Here’s what this 5G spec means for telecoms

According to Fierce Wireless, the 3rd Generation Partnership Project, or 3GPP, ratified the hardware specifications for the Non-Standalone (NSA) 5G New Radio (NR) standards at a meeting in Lisbon, Portugal. The 5G spec approval reportedly includes support for low-, mid-, and high-band spectrum, which ranges from below 1 GHz to about 50 GHz. Detailed specifications will be revealed later on the group’s official website.

The first 5G spec is basically a template that companies planning to operate in the 5G market need to follow. The formal approval of it means that equipment makers and carriers now have a foundation upon which to develop their products. Equipment makers can now sell their products to carriers, which will then be able to develop their plans in a more methodological way.

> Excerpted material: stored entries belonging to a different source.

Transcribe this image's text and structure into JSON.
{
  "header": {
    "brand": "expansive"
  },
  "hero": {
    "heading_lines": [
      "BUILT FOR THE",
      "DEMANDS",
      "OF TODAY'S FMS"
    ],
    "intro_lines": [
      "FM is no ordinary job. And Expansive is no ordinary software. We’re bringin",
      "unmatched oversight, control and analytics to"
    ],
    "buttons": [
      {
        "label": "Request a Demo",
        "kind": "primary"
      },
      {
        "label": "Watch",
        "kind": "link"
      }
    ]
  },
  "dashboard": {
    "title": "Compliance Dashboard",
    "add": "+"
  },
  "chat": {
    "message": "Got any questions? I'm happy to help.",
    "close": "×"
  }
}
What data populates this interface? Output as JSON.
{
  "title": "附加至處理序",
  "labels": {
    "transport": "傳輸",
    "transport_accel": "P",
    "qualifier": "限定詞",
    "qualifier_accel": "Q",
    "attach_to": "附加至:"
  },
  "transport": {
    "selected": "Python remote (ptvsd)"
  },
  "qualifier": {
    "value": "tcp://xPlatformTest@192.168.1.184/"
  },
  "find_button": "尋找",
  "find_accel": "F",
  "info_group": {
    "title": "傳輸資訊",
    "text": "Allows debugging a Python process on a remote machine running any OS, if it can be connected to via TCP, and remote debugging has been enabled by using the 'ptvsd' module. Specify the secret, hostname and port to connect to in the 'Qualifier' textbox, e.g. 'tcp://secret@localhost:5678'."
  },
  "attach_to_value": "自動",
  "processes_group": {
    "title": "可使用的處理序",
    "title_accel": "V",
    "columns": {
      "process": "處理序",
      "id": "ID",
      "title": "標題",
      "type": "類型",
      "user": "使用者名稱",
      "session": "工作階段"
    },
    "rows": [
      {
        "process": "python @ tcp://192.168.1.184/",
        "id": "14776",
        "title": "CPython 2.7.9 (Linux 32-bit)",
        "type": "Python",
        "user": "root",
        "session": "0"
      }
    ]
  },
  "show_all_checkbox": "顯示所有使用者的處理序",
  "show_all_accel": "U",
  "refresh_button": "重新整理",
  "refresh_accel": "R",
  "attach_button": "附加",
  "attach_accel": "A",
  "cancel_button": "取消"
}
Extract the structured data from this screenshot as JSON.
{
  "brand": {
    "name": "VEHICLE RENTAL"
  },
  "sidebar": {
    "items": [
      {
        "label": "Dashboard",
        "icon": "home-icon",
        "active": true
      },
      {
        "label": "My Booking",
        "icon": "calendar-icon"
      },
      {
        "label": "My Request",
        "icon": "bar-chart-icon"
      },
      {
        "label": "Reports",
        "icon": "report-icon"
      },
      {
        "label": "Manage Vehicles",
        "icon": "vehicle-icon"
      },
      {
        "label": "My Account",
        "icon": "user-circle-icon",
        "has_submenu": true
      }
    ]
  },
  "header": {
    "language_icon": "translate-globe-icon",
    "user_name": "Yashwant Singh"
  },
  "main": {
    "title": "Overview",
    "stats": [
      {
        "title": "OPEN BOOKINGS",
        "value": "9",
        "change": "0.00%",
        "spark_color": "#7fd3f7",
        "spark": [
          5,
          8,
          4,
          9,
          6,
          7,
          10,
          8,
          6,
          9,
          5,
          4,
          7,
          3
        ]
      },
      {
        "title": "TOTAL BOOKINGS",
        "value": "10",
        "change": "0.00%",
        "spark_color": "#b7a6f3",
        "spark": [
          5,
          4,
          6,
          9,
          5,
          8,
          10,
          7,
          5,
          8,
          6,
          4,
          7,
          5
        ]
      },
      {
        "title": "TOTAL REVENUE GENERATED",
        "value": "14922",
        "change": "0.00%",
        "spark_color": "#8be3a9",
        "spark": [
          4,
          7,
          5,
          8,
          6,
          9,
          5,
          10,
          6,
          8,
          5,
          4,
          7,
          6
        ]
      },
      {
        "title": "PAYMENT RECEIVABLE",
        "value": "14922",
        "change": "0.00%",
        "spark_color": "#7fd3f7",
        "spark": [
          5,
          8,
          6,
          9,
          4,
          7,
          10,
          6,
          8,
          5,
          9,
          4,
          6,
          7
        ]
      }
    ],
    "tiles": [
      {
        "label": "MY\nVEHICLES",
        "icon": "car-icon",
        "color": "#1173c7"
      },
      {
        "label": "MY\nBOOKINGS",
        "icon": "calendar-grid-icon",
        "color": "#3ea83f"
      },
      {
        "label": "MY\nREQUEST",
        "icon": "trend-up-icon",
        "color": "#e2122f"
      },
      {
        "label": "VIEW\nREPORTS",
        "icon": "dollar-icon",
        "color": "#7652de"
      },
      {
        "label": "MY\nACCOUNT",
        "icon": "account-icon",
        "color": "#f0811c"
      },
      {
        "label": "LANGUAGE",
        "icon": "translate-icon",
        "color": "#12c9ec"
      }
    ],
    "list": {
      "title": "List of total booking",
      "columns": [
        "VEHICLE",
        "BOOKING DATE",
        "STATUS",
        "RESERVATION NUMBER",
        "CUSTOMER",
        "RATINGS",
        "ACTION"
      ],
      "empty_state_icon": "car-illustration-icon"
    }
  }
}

Thus, the approval means that companies like Intel and Qualcomm can now start developing their 5G wireless products and components, notes AndroidAuthority. Last month, Qualcomm, ZTE, and China Mobile successfully tested the world’s first end-to-end 5G NR interoperable system based on the standards set by the 3GPP.

Work not finished yet

Earlier this year, the industry acknowledged the need to accelerate the timeline for the approval process so that some part of the 5G standards would be done before the end of the year, rather than leaving everything to next summer. Many doubted whether the approval would come this year, but industry experts were confident on the timeline, as they knew that some details had already been worked out in the group meetings before, notes FierceWireless.

Though the approval of the first 5G wireless hardware specifications is a big step toward 5G implementation, the 3GPP has more work to do. The organization still needs to ratify the Standalone (SA) 5G specs, something that is not expected to happen until June 2018, according to AndroidAuthority.

Even though the first 5G spec is approved, it will take a while before it is actually made available to users. Carriers like Verizon and AT&T are aiming to test 5G next year, but it will take some time before the technology officially replaces 4G. Following the approval, Sprint has also reaffirmed its plans to commercialize 5G services by “late 2019.”

In a press release, the carrier said that it is working with Qualcomm and SoftBank on realizing its objective. Further, the company said that it owns “160 MHz of 2.5 GHz spectrum available in the top 100 US markets,” and it claims that spectrum to be the “largest nationwide block of sub-6 GHz 5G spectrum” for large-scale use in the United States.

“This is an important milestone and we’re making great progress accelerating the development and commercialization of 5G NR in the 2.5 GHz band,” said Sprint CTO Dr. John Saw.